Risk management

Aligned with the business model and organisational structure a risk management framework exists based on the internationally recognised COSO Enterprise Risk Management Framework. The framework balances the cost of implementation with benefits obtained from internal control measures intended to:

• promote the achievement of our business objectives;
• gate significant risks;
• Ensure that proper accounting records are maintained and that financial information is reliable;
• safeguard assets; and
• comply with relevant internal policies and procedures and external laws and regulations.

To achieve the Group’s business objectives it is important to identify and control the main risk areas inherent to these objectives. These risk areas have been categorised in line with the Dutch Corporate Governance Code as either 1. strategic, operational, financial risks, 2. compliance risks or 3. financial reporting risks.

The integrated risk management activities are focussed on the identification, assessment, action planning and monitoring of risks connected to their business objectives by the risk owners. The corporate risk management function supports this risk management process and is overseen by the Risk Advisory Committee, the Corporate Risk Manager and the Financial Risk Controller who report directly to the Board of Management and the Audit Committee.

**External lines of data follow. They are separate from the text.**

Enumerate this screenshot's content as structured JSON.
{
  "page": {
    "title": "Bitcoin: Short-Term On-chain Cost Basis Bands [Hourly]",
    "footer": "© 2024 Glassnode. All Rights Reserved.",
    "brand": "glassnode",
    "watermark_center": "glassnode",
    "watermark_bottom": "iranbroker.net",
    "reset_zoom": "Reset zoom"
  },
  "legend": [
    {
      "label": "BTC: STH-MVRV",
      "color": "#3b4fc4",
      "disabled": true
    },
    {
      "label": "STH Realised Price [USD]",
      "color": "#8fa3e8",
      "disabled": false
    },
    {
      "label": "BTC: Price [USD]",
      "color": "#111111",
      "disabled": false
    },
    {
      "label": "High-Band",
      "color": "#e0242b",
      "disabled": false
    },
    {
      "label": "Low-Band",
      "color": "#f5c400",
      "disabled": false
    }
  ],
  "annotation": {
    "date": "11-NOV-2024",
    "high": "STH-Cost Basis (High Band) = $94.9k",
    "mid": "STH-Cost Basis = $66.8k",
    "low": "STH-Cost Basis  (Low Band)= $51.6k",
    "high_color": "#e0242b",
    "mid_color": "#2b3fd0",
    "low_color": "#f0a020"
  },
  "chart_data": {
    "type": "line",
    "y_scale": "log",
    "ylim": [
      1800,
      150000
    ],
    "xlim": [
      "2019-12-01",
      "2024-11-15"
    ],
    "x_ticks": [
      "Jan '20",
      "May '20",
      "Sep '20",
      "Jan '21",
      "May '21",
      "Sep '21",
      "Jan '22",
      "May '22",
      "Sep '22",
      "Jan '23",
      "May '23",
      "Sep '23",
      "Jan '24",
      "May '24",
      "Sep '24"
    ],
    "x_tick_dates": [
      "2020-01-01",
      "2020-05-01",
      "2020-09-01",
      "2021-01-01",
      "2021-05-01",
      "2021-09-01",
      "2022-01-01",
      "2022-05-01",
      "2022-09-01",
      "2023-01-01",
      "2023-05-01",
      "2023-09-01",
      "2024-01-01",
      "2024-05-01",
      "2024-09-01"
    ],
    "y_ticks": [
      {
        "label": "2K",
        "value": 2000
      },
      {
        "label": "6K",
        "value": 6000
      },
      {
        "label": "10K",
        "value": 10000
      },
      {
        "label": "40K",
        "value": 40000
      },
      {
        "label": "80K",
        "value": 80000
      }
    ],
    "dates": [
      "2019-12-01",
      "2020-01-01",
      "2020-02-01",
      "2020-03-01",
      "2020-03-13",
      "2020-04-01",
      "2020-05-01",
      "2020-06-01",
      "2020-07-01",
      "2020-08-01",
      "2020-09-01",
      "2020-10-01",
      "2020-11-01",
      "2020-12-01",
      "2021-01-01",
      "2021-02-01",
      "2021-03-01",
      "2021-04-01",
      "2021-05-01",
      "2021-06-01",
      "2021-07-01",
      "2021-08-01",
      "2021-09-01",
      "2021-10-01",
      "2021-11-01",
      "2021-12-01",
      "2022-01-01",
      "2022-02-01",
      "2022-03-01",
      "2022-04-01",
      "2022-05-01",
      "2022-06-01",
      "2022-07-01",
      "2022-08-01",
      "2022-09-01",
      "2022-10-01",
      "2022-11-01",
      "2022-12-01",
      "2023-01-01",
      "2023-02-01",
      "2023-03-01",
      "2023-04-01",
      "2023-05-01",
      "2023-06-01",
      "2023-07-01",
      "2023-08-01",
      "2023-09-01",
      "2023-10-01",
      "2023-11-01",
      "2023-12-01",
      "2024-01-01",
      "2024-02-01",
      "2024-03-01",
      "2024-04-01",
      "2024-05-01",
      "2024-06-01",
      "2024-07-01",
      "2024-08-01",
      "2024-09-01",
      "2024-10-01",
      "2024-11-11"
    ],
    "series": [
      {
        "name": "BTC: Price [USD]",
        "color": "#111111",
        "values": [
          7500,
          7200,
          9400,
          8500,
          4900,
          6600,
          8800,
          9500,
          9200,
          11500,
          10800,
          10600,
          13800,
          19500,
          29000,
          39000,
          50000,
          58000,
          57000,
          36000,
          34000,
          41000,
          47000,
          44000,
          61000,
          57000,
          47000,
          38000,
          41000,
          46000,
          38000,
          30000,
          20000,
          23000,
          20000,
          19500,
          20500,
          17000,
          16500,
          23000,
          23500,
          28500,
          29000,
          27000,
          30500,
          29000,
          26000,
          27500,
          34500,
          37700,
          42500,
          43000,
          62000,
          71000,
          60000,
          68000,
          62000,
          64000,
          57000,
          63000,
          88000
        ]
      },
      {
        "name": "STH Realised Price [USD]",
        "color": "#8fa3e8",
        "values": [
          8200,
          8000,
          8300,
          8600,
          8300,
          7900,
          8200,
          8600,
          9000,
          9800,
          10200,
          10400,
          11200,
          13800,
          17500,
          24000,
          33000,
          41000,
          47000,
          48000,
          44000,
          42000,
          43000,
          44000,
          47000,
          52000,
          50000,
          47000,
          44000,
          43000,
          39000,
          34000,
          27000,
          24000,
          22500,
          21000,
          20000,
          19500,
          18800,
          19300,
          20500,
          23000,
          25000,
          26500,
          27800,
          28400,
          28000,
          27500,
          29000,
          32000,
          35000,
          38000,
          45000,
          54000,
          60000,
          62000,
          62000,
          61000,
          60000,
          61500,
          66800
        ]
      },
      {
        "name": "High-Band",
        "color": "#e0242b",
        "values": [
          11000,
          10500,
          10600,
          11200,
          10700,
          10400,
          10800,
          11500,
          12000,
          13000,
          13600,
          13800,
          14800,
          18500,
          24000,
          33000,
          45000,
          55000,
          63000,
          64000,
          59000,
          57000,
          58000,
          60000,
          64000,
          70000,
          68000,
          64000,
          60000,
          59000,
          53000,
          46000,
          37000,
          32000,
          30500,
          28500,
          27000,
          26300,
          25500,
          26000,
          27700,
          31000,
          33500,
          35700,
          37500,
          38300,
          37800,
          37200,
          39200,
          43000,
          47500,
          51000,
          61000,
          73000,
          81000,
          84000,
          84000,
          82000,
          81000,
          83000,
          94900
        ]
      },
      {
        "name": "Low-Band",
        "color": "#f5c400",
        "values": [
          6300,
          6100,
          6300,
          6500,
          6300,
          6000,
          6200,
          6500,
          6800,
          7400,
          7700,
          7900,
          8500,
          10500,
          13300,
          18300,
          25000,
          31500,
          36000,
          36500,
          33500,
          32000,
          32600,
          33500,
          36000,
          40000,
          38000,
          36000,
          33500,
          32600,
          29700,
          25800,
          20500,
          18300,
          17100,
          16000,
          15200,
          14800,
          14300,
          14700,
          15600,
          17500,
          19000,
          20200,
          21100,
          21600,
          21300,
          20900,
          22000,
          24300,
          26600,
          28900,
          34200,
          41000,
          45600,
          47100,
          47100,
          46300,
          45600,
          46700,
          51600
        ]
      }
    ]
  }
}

The Group’s risk management framework, including the internal audit function, has been evaluated in 2007 and compared to the best practices for adequate internal control as mentioned in the COSO ERM model. The results of this evaluation have been discussed with the Audit Committee and the external auditor.

It was concluded by the Board of Management that a pragmatic risk management framework is in place that provides reasonable assurance that the Group’s business objectives can be achieved.

While our current internal control environment, our people and our established processes and procedures all contribute to reducing uncertainties or unexpected losses that could affect the achievement of our business objectives, the risk management framework is not intended to provide absolute assurance against the failure to achieve the Group’s business objectives. Furthermore, it cannot provide absolute assurance against material misstatements, losses, fraud, human error, poor judgment in decision-making and violations of legislation and regulations.

In addition, there may be significant risks which have not yet been identified or which have been assessed as not having a significant potential impact on Vedior’s business but could become significant subsequently.

Strategic, operational and financial risks

Periodically risk management workshops are organised throughout the Group to systematically identify strategic, operational and financial risks. In these workshops, operating company management, corporate departments and/or members of the Board of Management are asked to identify their top three strategic, operational and financial risks that are managed to a level they consider acceptable for achieving the related business objectives. The workshop participants are also asked to identify their top three risks that require action.

The controls identified for top risks managed to an acceptable level are collected in a database with best practices. This database is used to support operating companies in further improving their business performance. For the top risks that require action, (additional) risk mitigating plans are drafted and implemented by responsible management. The monitoring of the timely and effective implementation of these plans is integrated into the monthly business review cycle by Zone Management. When one of the top risks is considered to be managed to an acceptable level, the subsequent risk area is identified and (additional) risk mitigating actions are taken. This ongoing risk management process is carried out at Board of Management, corporate and operating company level.

During 2007 a company-wide risk register was introduced. All operating companies are required to prepare a risk register, which includes the top three risks that warrant additional management attention and the proposed action plans to further mitigate those risk areas. In 2008, the risk register will be monitored and discussed by Zone Management and will become part of the monthly business reviews with operating company management.

Prioritisation of risks is undertaken by mapping the likelihood of occurrence and the impact on business objectives in the event the risk would occur. Vedior has developed a Group-wide risk universe currently containing approximately 40 business risks categories. The risks identified during risk management workshops are allocated to one of these categories facilitating the comparison and aggregation of risks.